I'm trying to solve the laplace equation on a rectangle domain with the following boundaries.
$U_{xx}+U_{yy}=0$
$1)\quad U_x(0,y)=0$
$2)\quad U_y(x,0)=0$
$3)\quad U(x,b)=0$
$4)\quad U_x(a,y)=f(y) \rightarrow f(y=b)\neq0$
the problem is that at the point $(a,b)$ I have a contradiction between the boundary conditions (3) and (4).
BC (3) immediately dictates that there is no current in the $x$ direction ($U_x(a,x)=0$) at the top BC. to be more specifically $U_x(a,b)=0$
However, from BC (4) I should get $U_x(a,b)=f(b)\neq0$. When I solve it analytically and ploted it. it shows that there is a discontinuity at this point from zero to a certain value, namely, between $U_x(x,b)$ and $Ux(z,b-\varepsilon)$
So my question are:
1) Is there a problem with the fact that there is one point that contradicts?

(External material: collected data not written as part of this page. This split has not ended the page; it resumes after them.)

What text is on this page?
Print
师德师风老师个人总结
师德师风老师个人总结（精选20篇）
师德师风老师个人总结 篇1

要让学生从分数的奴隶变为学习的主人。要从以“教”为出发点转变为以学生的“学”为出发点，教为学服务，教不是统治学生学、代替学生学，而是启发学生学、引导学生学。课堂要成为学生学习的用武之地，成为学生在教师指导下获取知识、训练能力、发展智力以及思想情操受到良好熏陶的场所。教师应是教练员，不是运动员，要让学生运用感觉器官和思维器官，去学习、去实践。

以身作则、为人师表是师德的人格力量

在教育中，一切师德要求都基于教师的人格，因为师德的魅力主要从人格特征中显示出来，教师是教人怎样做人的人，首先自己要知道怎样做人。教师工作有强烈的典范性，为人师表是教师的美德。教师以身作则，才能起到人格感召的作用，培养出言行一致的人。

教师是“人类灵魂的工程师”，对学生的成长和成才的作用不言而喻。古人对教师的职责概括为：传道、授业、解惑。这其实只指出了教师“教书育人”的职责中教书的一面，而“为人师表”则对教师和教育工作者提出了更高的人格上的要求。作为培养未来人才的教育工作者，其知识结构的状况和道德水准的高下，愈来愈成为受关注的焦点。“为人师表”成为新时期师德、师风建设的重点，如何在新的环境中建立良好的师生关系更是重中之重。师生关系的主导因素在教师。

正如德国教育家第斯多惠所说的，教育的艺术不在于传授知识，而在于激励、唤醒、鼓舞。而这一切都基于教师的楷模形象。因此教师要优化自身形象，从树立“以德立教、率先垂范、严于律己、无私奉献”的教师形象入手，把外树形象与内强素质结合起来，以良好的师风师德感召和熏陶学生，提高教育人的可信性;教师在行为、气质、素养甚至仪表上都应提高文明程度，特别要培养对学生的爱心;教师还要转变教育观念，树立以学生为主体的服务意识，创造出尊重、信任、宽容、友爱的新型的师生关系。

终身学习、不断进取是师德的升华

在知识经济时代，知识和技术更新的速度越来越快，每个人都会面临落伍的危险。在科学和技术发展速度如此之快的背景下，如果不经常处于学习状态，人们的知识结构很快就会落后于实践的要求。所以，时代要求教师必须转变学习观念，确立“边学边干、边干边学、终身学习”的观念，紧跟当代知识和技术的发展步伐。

2) This problem need to describe a current source from the right side, then it makes a "turn" and go out from the upper side. meaning that at the corner $(a,b)$ the current immediately go out. is there another way to choose the BC?
3) and if it's Ok to have a problem with one problematic point, are there ways/ tricks to help the convergence of the fourier transform? I also tried a numerical approach (using finite difference), but it also converge slowly.
Thanks for the help.